Beş tip çalışan
Başarılı yönetimin en temel şartı kaynakları etkin değerlendirebilmek. Doğru kişiyi doğru işle eşleştirmek ise kaynak yönetiminin en önemli parçası. McKinsey danışmanlık firmasının ‘beş çalışan tipi’ şirketlerimize bu konuda yardımcı olabilir.
BİR: GELENEKSELLER. İtibarlı bir kurumda, iyi maddi koşulları olan ve önü açık bir pozisyon bulup tam zamanlı çalışmak isteyenler. Şirketler bu çalışanları alışılmış yöntemlerle (üniversite sunumları, kariyer siteleri, kelle avcıları) bulup alışılmış yöntemlerle (zam, prim, terfi) motive edebilir. Firmaların kendine sorması gereken soru, ‘eldeki pozisyon bu tip bir çalışan için uygun mu?’. Zira kariyer belirsizliği olan, esnek (yarı zamanlı) çalışma gerektiren ya da üst düzey yaratıcılık bekleyen işler, gelenekseller için uygun olmayabilir.
İKİ: ‘KENDİN YAP’ÇILAR. Bu tip çalışanlar için unvanlar, ofisler, makam araçları veya kariyer basamakları yerine esneklik, anlamlı bir iş yapmak veya iyi maddi koşullar daha önemli. Evden çalışıp iyi maaş alan bir yazılımcı veya freelance (serbest) şekilde parça başı kazanan bir tasarımcı, akla ilk gelen örnekler. Şirketlerde gördüğüm bir hata, bu tip çalışanları geleneksel hiyerarşilerine uymaya zorlamaları. Örneğin teknik kabiliyeti yüksek bir ‘uzman’, daha üst unvanlı bir ‘müdür’den daha fazla kazanabilmeli. Daha az maaşa talim etmek ile istemediği/ uygun olmadığı halde yönetici olmak arasında lüzumsuz bir tercih arasında bırakılmamalı.

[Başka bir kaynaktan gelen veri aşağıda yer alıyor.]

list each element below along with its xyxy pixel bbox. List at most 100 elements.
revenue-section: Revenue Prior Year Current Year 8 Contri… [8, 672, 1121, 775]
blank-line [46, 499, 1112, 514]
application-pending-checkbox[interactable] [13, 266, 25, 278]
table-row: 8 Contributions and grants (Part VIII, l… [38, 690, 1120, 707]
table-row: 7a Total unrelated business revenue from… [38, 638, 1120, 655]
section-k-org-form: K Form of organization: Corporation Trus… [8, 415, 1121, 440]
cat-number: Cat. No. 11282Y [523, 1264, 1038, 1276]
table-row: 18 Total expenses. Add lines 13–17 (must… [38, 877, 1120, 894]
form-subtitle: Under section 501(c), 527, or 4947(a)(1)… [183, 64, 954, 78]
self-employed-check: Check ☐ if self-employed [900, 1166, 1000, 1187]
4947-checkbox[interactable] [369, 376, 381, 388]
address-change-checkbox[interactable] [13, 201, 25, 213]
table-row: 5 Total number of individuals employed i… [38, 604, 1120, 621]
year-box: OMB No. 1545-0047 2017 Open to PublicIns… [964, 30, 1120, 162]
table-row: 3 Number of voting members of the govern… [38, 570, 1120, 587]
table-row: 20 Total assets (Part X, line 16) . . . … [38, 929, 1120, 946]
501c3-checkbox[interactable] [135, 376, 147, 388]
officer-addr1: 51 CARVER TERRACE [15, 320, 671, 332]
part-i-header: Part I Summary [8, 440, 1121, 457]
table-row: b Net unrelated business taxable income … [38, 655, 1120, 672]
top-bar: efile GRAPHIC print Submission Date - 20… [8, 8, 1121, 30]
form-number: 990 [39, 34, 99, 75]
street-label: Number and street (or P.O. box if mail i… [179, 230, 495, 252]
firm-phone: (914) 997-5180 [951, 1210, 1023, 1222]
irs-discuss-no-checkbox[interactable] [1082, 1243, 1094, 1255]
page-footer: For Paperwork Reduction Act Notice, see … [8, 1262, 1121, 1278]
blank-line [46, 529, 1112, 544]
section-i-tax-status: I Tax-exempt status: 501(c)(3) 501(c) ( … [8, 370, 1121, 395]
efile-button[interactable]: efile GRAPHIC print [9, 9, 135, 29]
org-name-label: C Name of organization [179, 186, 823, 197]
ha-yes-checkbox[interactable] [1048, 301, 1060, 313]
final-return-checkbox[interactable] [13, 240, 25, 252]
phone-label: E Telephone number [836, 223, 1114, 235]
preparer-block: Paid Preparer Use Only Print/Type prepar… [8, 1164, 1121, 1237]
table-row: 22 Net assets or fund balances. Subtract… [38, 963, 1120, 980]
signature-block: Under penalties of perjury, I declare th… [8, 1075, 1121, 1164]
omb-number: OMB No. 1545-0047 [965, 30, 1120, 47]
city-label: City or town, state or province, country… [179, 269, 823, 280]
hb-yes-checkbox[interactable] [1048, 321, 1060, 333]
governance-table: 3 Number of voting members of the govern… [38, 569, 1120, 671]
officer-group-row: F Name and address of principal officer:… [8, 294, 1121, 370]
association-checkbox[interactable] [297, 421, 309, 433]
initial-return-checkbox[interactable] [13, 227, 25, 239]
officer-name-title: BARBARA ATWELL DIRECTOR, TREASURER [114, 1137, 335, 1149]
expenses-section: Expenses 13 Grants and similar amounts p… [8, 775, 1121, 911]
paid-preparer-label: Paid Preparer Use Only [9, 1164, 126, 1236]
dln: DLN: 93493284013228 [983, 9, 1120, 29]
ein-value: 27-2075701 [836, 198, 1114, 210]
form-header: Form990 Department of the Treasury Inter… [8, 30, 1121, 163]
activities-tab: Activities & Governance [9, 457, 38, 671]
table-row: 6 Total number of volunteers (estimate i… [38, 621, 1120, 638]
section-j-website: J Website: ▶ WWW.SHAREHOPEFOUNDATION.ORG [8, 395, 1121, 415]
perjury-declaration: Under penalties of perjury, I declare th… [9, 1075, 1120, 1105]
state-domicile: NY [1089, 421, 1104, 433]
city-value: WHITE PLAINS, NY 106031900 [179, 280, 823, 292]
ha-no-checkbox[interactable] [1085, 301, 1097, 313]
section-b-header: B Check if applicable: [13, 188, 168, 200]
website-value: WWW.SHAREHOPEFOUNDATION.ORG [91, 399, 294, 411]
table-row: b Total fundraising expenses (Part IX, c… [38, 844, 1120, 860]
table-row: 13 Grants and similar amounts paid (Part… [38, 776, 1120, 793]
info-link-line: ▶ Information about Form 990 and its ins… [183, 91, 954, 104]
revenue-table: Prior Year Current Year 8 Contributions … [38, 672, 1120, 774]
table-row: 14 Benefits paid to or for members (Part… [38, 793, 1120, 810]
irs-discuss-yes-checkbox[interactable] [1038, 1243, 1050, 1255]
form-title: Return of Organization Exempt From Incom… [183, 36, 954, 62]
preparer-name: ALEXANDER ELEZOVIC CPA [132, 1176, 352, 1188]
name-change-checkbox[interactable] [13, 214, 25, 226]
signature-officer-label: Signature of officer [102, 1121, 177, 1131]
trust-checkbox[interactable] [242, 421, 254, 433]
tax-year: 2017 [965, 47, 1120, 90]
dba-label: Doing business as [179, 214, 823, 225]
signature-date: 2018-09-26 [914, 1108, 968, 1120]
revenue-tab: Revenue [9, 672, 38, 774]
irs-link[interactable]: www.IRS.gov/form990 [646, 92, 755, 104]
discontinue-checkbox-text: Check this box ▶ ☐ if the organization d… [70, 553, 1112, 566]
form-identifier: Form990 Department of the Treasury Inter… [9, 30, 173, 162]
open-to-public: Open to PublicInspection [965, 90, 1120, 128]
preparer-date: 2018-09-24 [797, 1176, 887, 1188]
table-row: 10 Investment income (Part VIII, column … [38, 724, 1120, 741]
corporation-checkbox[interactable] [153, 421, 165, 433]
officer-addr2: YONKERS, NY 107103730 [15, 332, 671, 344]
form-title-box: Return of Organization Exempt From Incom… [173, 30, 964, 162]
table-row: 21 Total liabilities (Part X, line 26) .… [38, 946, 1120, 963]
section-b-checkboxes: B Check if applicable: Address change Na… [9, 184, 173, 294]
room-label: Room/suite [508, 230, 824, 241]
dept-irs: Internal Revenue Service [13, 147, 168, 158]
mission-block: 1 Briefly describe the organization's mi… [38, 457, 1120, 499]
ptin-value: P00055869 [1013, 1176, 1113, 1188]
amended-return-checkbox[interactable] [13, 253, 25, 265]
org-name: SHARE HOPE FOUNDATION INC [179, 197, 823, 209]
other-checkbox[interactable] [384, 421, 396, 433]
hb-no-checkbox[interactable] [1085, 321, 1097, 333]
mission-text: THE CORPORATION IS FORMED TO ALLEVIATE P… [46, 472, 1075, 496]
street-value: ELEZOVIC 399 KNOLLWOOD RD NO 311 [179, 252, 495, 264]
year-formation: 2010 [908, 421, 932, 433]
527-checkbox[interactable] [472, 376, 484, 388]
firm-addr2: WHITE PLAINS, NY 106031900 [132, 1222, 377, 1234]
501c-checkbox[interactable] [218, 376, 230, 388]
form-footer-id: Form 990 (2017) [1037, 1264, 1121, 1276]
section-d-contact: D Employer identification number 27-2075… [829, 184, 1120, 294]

ÜÇ: BAKIM VERENLER. Çocuklarına veya ebeveynlerine bakanlar için esnek mesai (mekan, saatler) önemli. Ülkemizde bu tip sorumlulukların büyük ölçüde kadınlara yüklendiği düşününce, bakım verenler kategorisine hassasiyet göstermek, kadınların iş hayatına (ve dolayısıyla toplumsal hayata) katılımı açısından da bilhassa önemli.
DÖRT: İDEALİSTLER. Genellikle öğrenciler veya yarı-zamanlı çalışanlardan oluşan bu kişiler anlamlı bir işe sahip olmayı ve kariyer gelişimini önemsiyor. Nitekim Z-kuşağı üzerine yapılan bazı çalışmalar da bunu destekliyor. Örneğin Deloitte danışmanlık firmasının bir araştırması, onların ‘maaşı diğer nesillere göre en az önemli gördüklerini’ ve ‘iyi kazanılan sıkıcı bir iş ile daha az kazanılan ama daha ilginç bir iş arasında yarı yarıya bölündüklerini’ göstermişti. Şirketler işveren markalarını oluştururken genç çalışanların bu eğilimini göz önüne almalılar.
BEŞ: RELAX EDENLER. Geleneksel kariyerlerinin sonuna gelmiş, belki artık çok para kazanma veya terfi etme beklentisi olmayan, ama hala katkı sağlayabilecek olan bu kesim yeni yeni oluşuyor. Kıymetli tecrübelere sahip bu kişileri bağımsız yönetim kurulu üyeliği ve belli konularda danışmanlık gibi çeşitli alanlarda değerlendirmek şirketlerin ıskaladığı bir fırsat.
Maslow’un çok sevdiğim sözüdür: ‘Elinde bir çekiç olan her şeyi çivi olarak görür’. Şirketlerimiz de tek tip organizasyon yaklaşımları sebebiyle maalesef herkesi ‘tek tip’ görme eğilimindeler. Bakış açılarını genişletmek hem onlara hem çalışanlarına yepyeni fırsatlar sunacak.